Stocks climbed to record highs Tuesday, with the Dow Jones industrial average closing above the 18,000-point mark for the first time, as investors cheered news that the U.S. economy grew at a staggering 5% rate.
Global stocks rose almost immediately on the Commerce Department's announcement of surprising strength in the U.S. economy, with the Dow leading what ended up as a broad-based but modest rally. The blue chips climbed 64.73 points on the day, or 0.3%, to 18,024.17, closing for the first time past the symbolically significant threshold.
Stocks, particularly in the U.S., had been building momentum in recent days as investors absorbed the implications of relatively cheap oil and steady U.S. job growth. The economic recovery was already perceived to be durable when forecasters were calling for gross domestic product growth in the already strong 3.5% range.
The actual GDP figure released Tuesday provided the market with more fuel.
Stocks rose across the board.
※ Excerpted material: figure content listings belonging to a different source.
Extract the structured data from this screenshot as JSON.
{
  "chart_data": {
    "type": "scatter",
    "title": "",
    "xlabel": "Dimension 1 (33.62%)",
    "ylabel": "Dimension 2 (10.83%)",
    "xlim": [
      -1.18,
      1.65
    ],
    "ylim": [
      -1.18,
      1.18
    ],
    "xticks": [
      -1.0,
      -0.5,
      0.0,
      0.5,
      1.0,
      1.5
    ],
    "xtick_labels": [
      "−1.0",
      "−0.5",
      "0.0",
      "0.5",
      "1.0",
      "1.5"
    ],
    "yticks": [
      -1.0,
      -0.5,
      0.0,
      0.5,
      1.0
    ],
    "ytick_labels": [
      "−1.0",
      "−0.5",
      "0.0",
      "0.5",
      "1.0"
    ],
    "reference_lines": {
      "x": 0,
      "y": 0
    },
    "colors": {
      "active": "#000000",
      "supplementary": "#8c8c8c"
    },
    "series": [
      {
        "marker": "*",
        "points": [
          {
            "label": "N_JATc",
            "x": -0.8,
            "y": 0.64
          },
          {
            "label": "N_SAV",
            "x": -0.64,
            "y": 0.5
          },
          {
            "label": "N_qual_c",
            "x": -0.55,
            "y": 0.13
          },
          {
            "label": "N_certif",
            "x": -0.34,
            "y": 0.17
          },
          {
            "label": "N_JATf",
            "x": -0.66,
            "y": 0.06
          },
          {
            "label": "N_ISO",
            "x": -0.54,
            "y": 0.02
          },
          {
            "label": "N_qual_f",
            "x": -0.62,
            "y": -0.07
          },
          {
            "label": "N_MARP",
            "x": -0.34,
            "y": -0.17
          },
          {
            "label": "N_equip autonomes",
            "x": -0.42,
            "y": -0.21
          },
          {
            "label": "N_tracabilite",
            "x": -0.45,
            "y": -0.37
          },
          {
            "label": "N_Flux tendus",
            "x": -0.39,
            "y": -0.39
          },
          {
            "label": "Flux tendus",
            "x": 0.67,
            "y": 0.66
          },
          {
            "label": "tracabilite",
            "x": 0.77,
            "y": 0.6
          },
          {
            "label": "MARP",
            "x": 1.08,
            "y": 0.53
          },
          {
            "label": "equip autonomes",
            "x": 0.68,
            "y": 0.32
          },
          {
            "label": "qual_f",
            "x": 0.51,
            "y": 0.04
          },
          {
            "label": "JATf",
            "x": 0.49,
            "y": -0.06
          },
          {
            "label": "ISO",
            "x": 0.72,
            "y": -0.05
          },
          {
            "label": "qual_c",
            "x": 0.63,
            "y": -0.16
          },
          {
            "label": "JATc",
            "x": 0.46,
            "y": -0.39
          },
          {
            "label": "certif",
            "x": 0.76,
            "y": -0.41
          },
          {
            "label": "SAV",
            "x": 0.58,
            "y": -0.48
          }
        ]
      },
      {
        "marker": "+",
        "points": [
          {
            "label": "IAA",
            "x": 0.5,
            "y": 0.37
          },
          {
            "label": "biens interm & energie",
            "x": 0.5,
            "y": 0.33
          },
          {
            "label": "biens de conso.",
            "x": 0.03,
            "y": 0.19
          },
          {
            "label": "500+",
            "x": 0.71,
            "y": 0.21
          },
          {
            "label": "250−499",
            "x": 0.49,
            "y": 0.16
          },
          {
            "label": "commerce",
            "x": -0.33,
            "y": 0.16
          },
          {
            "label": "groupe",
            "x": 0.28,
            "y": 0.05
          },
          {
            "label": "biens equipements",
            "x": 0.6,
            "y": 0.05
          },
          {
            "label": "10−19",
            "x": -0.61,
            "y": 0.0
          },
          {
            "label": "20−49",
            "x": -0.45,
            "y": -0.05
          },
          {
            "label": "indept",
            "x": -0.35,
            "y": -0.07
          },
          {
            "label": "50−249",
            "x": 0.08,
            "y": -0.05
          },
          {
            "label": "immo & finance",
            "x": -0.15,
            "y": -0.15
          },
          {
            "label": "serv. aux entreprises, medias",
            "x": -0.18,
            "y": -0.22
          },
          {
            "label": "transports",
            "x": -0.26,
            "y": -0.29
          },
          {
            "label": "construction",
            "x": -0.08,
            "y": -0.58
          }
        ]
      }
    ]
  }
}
The broad-based Standard & Poor's 500 index was up 3.63 points, or 0.2%, to 2,082.17, while the Russell 2000, made up of small-company stocks, was mostly flat, rising 0.69, or 0.1%, to 1,202.54. Stocks in Europe also rose, with markets in Germany and Britain up marginally, and France's CAC 40 rising 1.5%, or 60.54, to 4,31497 in Tuesday's trading.
Investors have been warily watching the Federal Reserve, which has indicated that it would raise short-term interest rates sometime next year to fend off inflation as the economy heats up.
Many on Wall Street expect the hike to take place at the Federal Open Markets Committee meeting in June, or even later, on the belief that Fed Chairwoman Janet Yellen and a majority of the committee will be cautious in raising rates until labor markets have more fully recovered. Morgan Stanley, for instance, has estimated that a rate hike wouldn’t come until January 2016.
The market’s relatively muted reaction to Tuesday morning’s huge GDP surprise can be partly traced to investor fears that it will push the Fed to move up its rate-hike timetable to earlier in 2015.
Robert Johnson, director of economic analysis for Chicago mutual-fund research firm Morningstar Inc., said the most encouraging aspect of the GDP report was the strong contribution made by consumer spending, which accounts for about 70% of GDP. “Consumers are the front engine for all of this,” he said.
He said the market rose only modestly on the strong GDP report because stocks had already been surging in recent days on stabilizing oil prices and news that the Federal Reserve would be patient in raising interest rates. “We’ve already been on multi-day tear,” he said.
Also, analysts don’t expect economic growth to remain at such a high level. Imports, a drag on GDP, are expected to tick up on the increased consumer spending. And exports are likely to fall after an anomalously high quarter fueled in part by fluctuations in commodities prices. Johnson said that the fourth quarter should see growth closer to 3%, and that the Fed is unlikely to use the strong third-quarter figure as a reason by itself to raise rates sooner than expected.